Updated on 12 October 2015
Mr Kevin Cheong, director, Clinical Operations, Asia, Almac
The number of biopharmaceutical clinical trials either being conducted or organized in the Asia Pacific region is increasing every year. In 2014, 23 per cent of clinical trials were conducted in Asia Pacific, and that percentage is destined to climb. The region offers a multitude of treatment-naïve patients - India and China's populations alone are sufficient to sustain virtually any trial, and overall trial costs are generally lower than in other regions.
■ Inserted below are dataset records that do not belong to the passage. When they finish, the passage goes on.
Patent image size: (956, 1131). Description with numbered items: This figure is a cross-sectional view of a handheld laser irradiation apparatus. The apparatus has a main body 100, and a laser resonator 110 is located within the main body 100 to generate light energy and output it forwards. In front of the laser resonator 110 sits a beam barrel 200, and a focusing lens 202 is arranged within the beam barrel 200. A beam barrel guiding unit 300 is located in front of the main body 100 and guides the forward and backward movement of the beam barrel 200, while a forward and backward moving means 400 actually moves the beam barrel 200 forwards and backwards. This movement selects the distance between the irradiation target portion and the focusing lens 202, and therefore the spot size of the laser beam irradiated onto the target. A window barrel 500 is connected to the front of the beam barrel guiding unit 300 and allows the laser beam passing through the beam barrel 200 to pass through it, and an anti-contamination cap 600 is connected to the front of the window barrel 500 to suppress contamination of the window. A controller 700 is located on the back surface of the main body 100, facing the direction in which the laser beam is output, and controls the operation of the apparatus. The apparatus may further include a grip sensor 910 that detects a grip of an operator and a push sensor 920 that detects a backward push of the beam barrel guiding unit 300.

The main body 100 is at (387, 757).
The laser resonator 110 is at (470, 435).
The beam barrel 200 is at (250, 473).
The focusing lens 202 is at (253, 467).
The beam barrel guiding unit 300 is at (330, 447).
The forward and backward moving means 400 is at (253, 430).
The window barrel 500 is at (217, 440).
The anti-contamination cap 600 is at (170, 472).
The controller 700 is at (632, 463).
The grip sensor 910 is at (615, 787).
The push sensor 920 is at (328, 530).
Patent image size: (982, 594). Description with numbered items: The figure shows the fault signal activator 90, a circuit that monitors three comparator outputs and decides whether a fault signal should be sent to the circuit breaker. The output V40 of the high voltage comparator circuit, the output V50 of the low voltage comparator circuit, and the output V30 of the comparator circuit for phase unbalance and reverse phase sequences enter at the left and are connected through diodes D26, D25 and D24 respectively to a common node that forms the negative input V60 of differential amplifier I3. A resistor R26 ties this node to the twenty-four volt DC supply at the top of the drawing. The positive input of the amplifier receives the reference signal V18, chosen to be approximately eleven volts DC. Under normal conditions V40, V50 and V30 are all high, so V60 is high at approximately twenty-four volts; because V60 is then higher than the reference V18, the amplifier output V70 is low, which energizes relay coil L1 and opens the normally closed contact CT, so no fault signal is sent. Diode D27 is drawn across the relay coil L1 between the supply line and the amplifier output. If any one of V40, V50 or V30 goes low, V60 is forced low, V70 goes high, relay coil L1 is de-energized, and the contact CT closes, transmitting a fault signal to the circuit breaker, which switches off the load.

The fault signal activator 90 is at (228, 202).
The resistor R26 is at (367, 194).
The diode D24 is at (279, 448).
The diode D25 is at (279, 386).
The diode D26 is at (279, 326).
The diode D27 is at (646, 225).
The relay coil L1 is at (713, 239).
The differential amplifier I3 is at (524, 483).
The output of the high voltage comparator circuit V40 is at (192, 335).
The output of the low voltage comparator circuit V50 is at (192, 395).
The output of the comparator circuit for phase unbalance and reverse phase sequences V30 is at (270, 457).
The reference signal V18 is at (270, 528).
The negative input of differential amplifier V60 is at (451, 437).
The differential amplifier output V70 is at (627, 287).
A number of challenges can arise when conducting clinical trials in the Asia Pacific region, with little margin for error. As in other regions, supply chain managers must cope with complex protocols, short timelines for patient enrolment, strict regulations that vary across countries and cross-vendor alignment. In addition, they must contend with multiple languages, the need for round-the-clock support, a lack of trend data on which to forecast demand, and logistical challenges in transporting and distributing investigational products.
To achieve efficiencies, pharmaceutical companies are turning to advanced technology, improved processes and flexible outsourcing models.
Conducting trials in APAC - A New Outsourcing Model
To manage and support the clinical supply chain, pharmaceutical companies have long relied on multiple outsourcing partners - each offering expertise in one aspect of the process or one local market. However, that practice tends to replace one type of complexity with another. In such situations, trial managers are forced to become ringleaders, devoting considerable time to developing separate service agreements and financial terms with each contracting party, facilitating communication between partners and ensuring smooth hand-offs between entities.